In addition to regular base pay, eligible active military service members receive allowances each month to assist with the cost of housing, food and other necessities. The Basic Allowance for Housing, or BAH, is meant to offset the financial burden for active service members stationed in duty locations where suitable government housing is not available.
Basic Allowance for Housing rates are updated annually using data for median rent and utility costs. Rental prices are cross-referenced via rental management companies, newspapers and real estate listings.
A service member’s rank, pay grade, number of years in service and family status (single or with dependents) determine his or her monthly disbursement. For example, an officer with dependents will generally receive a higher BAH rate than a single enlisted member in most cases.
Since housing costs can differ so greatly from city to city, location also has a huge impact on rates. It’s important to note that BAH calculations are made according to the location of the service member’s base or duty station, and not the location of his or her primary residence. It’s also important to keep in mind that the allowance a service member receives won’t necessarily cover his or her exact housing expenses.
Let’s imagine an active duty member receives a $1,000 monthly allowance for housing. If he rents a two-bedroom apartment at $1,200 per month, he’ll need to come out of pocket for the extra $200. Conversely, if he decides to rent a cheaper apartment for $800, he’ll be free to reallocate the $200 that’s left over each month. In other words, BAH rates are independent of a service member’s actual monthly housing expenditure.
Many military homebuyers are surprised to learn that Basic Allowance for Housing can be used as effective income when qualifying for a mortgage. Though BAH isn’t disbursed specifically to subsidize house payments, service members can certainly use the allowance to pay a mortgage.

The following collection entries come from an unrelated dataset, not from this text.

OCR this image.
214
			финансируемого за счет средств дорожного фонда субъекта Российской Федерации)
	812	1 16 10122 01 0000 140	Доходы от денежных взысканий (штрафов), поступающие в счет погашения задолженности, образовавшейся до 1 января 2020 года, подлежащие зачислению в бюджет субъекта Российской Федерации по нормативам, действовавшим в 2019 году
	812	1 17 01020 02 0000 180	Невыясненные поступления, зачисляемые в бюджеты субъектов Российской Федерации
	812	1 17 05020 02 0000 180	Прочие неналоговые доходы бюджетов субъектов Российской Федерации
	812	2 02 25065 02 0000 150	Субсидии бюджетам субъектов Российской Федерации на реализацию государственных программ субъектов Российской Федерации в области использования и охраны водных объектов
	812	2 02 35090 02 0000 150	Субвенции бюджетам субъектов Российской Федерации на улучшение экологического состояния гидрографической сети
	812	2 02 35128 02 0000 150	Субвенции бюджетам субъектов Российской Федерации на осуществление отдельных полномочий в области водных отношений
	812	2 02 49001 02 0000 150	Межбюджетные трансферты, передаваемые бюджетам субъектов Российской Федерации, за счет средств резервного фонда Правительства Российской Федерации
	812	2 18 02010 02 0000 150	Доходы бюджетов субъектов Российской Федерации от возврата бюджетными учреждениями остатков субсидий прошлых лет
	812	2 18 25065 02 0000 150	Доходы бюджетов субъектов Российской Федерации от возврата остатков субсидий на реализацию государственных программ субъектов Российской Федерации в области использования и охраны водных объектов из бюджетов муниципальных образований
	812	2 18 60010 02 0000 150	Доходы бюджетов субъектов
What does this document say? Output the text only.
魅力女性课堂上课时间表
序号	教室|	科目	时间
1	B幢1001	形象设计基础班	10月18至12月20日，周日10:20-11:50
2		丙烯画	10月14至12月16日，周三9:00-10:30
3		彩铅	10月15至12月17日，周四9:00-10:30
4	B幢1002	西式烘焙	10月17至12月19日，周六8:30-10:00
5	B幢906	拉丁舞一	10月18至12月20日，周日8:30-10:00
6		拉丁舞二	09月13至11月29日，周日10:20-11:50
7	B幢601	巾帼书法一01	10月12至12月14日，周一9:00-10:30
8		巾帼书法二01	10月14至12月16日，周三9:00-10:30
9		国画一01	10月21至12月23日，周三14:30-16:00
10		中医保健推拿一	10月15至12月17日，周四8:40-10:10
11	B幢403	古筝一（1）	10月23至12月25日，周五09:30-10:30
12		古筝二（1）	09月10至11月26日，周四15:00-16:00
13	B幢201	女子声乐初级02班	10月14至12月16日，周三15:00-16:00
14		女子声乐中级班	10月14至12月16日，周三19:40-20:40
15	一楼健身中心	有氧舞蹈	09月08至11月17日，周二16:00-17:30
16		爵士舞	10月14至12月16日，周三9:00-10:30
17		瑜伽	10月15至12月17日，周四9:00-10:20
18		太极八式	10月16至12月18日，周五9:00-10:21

Since BAH is non-taxable, many lenders are actually able to increase the amount they use toward loan qualification through a process called “grossing up” the income. Think about it like this: When a lender is calculating your mortgage affordability, they use your gross taxable income, or your income before taxes, to figure out how much of a mortgage payment you can afford.
If you make $36,000 a year, your lender will list your monthly income as $3,000 on your loan application, even though you’re likely seeing far less than that in your bank account after taxes are taken out.
Since your BAH rate represents the net, or actual, amount you take home each month, lenders add 25% to your qualifying BAH income. A $1,000 monthly BAH can therefore add up to about $1,250 towards mortgage qualification.
From a lender’s perspective, Basic Allowance for Housing is a stable and reliable income source. Although BAH rates are recalculated each year, rate protections help ensure service members aren’t left in the lurch if their regional allowance decreases. Any published BAH increase will still be applied on an annual basis.
As long as the service member doesn’t change his or her dependent status, receive a permanent change of station or reduction in pay grade, lenders can rest assured that BAH won’t decrease year to year.
Basic Allowance for Housing rates are published each January on the Department of Defense website at www.defensetravel.dod.mil/site/bah.cfm.